2: Training, validation, and test data
data_files.zip
These data are compressed in data_files as pandas dataframes. Models were trained on the training set with cross-validation and selected based on performance on the validation set. Final performance was evaluated on the test set.

3: Feature analysis
lending_club_feature_analysis.ipynb, model_fitting.py
On the training data, I evaluated the statistical relationship between the various features and the labels. I report effect sizes and tests of statistical significant with correction for multiple comparisons. I also report the correlations between the features.
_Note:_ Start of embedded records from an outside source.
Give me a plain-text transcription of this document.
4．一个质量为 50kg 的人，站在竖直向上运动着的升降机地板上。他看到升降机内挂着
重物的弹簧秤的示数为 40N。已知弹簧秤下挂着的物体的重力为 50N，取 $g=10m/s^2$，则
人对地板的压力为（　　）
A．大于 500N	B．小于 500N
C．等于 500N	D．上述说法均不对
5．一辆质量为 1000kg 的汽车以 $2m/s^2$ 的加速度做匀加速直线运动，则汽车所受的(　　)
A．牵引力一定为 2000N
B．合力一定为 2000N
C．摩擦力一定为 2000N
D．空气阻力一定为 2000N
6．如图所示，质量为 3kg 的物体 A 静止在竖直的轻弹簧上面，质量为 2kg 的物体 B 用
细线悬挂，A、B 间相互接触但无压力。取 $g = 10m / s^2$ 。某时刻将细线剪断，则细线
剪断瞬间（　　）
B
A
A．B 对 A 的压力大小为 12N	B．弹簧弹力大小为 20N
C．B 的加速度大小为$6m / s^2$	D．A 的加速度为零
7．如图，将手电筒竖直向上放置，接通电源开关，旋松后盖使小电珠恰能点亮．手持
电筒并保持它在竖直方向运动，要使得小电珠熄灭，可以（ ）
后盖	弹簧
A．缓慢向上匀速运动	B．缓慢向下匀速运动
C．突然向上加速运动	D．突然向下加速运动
This facilitated my selection of a subset of features to be used for modeling.

4: Model selection
lending_club_modeling.ipynb, model_fitting.py, loan_roi.py
The following procedure was applied to several models: First, models were fit to the training data, one feature at a time, in order of effect size for the features. Next, performance evaluated on the validation set as the area under the ROC curve (AUC). Then, a number of features were selected and performance was evaluated as ROI for a hypothetical portfolio of loans with the model's estimates of default probability used as a rejection criterion. This performance was compared a model that rejected a random set of loans.
Models were selected based on AUC from cross-validation and predicted ROI based on the validation set.

5: Model performance
model_performance.ipynb, model_fitting.py, loan_roi.py
A decision tree, an AdaBoost ensemble of trees, and a stacked ensemble learner were tested on the test set. Performance was measured as AUC on the test set and ROI on the test set. The three models were selected to represent the span between simpler and more complex models.
Additionally, I presented the performance of the models when the loan amount and interest rate were included as features. This is to illustrate how high performance can get. However, I do not recommend using these features if the goal is to generate a risk model to set interest rates and loan amounts. The reason is that these features are based on the Lending Club's in-house risk-assessment tools, so these features limit our ability to objectively assess the risk of default outside of the Lending Club context.

6: Final prediction code
prediction_workflow.ipynb, loan_prediction.py, train_ensemble.py, test_loans.pkl
Two models are considered for prediction: a decision tree and a stacked ensemble learner. Unnormalized loan data can be found in test_loans (a pandas dataframe). A single loan or batch of loans can be passed to either predict_default_tree or predict_default_ensemble, and those functions will output a probability of default. Note that the classifier files are saved and uploaded for the decision tree. The classifier files for the stacked ensemble learner are too big to be uploaded to GitHub. As such, I have included train_ensemble.py. When run, that function will generate all of the files for the stacked ensemble learner.